‘Younger children are very affected by blasts’
Every time Mustafa Bakri, 15, a resident of Mohammed Ali Road hears of a terror attack he sleeps badly. His family lives at walking distance from the spot where the blasts took place on Wednesday at Zaveri Bazaar.mumbai Updated: Jul 15, 2011 01:24 IST
Every time Mustafa Bakri, 15, a resident of Mohammed Ali Road hears of a terror attack he sleeps badly. His family lives at walking distance from the spot where the blasts took place on Wednesday at Zaveri Bazaar. “Everything seems to happen around places I visit so often – the Gateway of India, Zaveri Bazaar, Colaba, CST station,” he says innocently, “I get nightmares now. I dream of bodies covered in blood.”

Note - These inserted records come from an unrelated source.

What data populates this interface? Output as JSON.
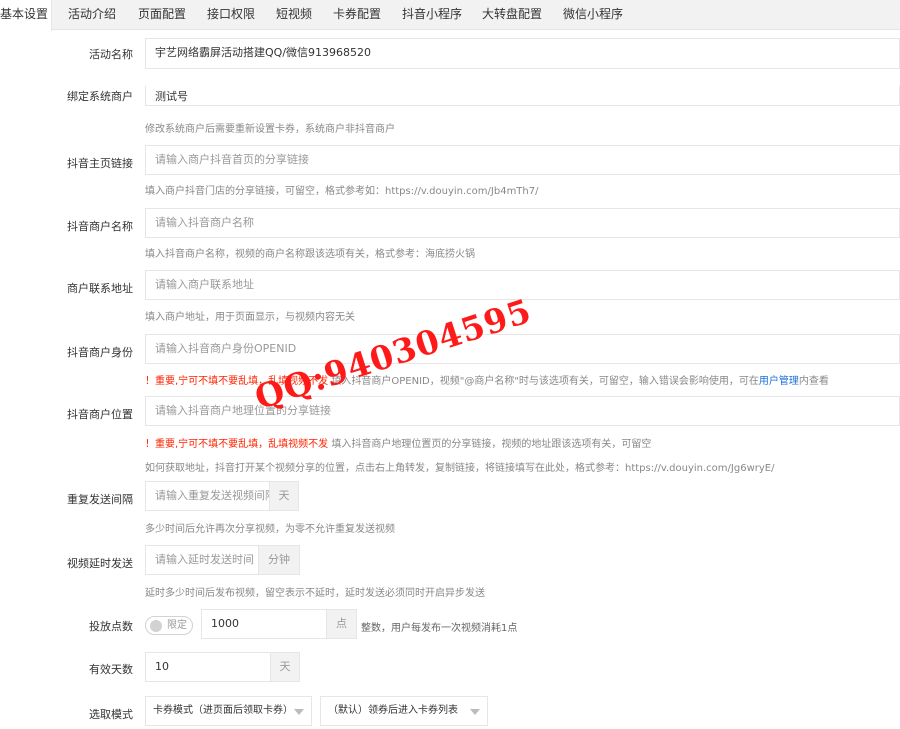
{
  "tabs": [
    {
      "label": "基本设置",
      "active": true
    },
    {
      "label": "活动介绍"
    },
    {
      "label": "页面配置"
    },
    {
      "label": "接口权限"
    },
    {
      "label": "短视频"
    },
    {
      "label": "卡券配置"
    },
    {
      "label": "抖音小程序"
    },
    {
      "label": "大转盘配置"
    },
    {
      "label": "微信小程序"
    }
  ],
  "fields": {
    "activity_name": {
      "label": "活动名称",
      "value": "宇艺网络霸屏活动搭建QQ/微信913968520"
    },
    "system_merchant": {
      "label": "绑定系统商户",
      "value": "测试号",
      "help": "修改系统商户后需要重新设置卡券，系统商户非抖音商户"
    },
    "douyin_home": {
      "label": "抖音主页链接",
      "placeholder": "请输入商户抖音首页的分享链接",
      "help": "填入商户抖音门店的分享链接，可留空，格式参考如：https://v.douyin.com/Jb4mTh7/"
    },
    "douyin_name": {
      "label": "抖音商户名称",
      "placeholder": "请输入抖音商户名称",
      "help": "填入抖音商户名称，视频的商户名称跟该选项有关，格式参考：海底捞火锅"
    },
    "contact_address": {
      "label": "商户联系地址",
      "placeholder": "请输入商户联系地址",
      "help": "填入商户地址，用于页面显示，与视频内容无关"
    },
    "douyin_identity": {
      "label": "抖音商户身份",
      "placeholder": "请输入抖音商户身份OPENID",
      "help_warn": "！重要,宁可不填不要乱填，乱填视频不发",
      "help_text": " 填入抖音商户OPENID，视频\"@商户名称\"时与该选项有关，可留空，输入错误会影响使用，可在",
      "help_link": "用户管理",
      "help_tail": "内查看"
    },
    "douyin_location": {
      "label": "抖音商户位置",
      "placeholder": "请输入抖音商户地理位置的分享链接",
      "help_warn": "！重要,宁可不填不要乱填，乱填视频不发",
      "help_text": " 填入抖音商户地理位置页的分享链接，视频的地址跟该选项有关，可留空",
      "help2": "如何获取地址，抖音打开某个视频分享的位置，点击右上角转发，复制链接，将链接填写在此处，格式参考：https://v.douyin.com/Jg6wryE/"
    },
    "repeat_interval": {
      "label": "重复发送间隔",
      "placeholder": "请输入重复发送视频间隔",
      "addon": "天",
      "help": "多少时间后允许再次分享视频，为零不允许重复发送视频"
    },
    "video_delay": {
      "label": "视频延时发送",
      "placeholder": "请输入延时发送时间",
      "addon": "分钟",
      "help": "延时多少时间后发布视频，留空表示不延时，延时发送必须同时开启异步发送"
    },
    "points": {
      "label": "投放点数",
      "switch_label": "限定",
      "value": "1000",
      "addon": "点",
      "help": "整数，用户每发布一次视频消耗1点"
    },
    "valid_days": {
      "label": "有效天数",
      "value": "10",
      "addon": "天"
    },
    "pick_mode": {
      "label": "选取模式",
      "select1": "卡券模式（进页面后领取卡券）",
      "select2": "（默认）领券后进入卡券列表"
    }
  },
  "watermark": "QQ:940304595",
  "colors": {
    "warning": "#ff2200",
    "link": "#1e6fd9",
    "watermark": "#ff1a1a"
  }
}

City-based psychiatrists are afraid that constant terror attacks will impact how children think. “Children under the age of seven are desensitised by the constant bombardment of terror news and gory images. Their emotions are deadened,” says city-based psychologist Anuradha Sovani, “The older children who grasp the consequences feel angry but don’t know what do with their emotions.”
Most city schools stayed open a day after the triple blasts rocked the city and forced the children to return to normalcy.
“If children stay at home, they stay glued to news channels. Coming to school and following the routine is one way of coping with the trauma,” reasons Vandana Lulla, principal of Podar International. At her school, after a short interactive discussion during the morning assembly, the school returned to routine lessons.
While most schools resumed classes, few discussed the terror attacks.
“Teachers avoided the topic. I feel sick every time I think about it,” says Vishrut Kumar, 11, “Things went on as usual. In fact we were sad, we weren't given a holiday.”
Psychiatrists insist that schools need to discuss these attacks in detail and provide children with an outlet through art workshops and group discussions.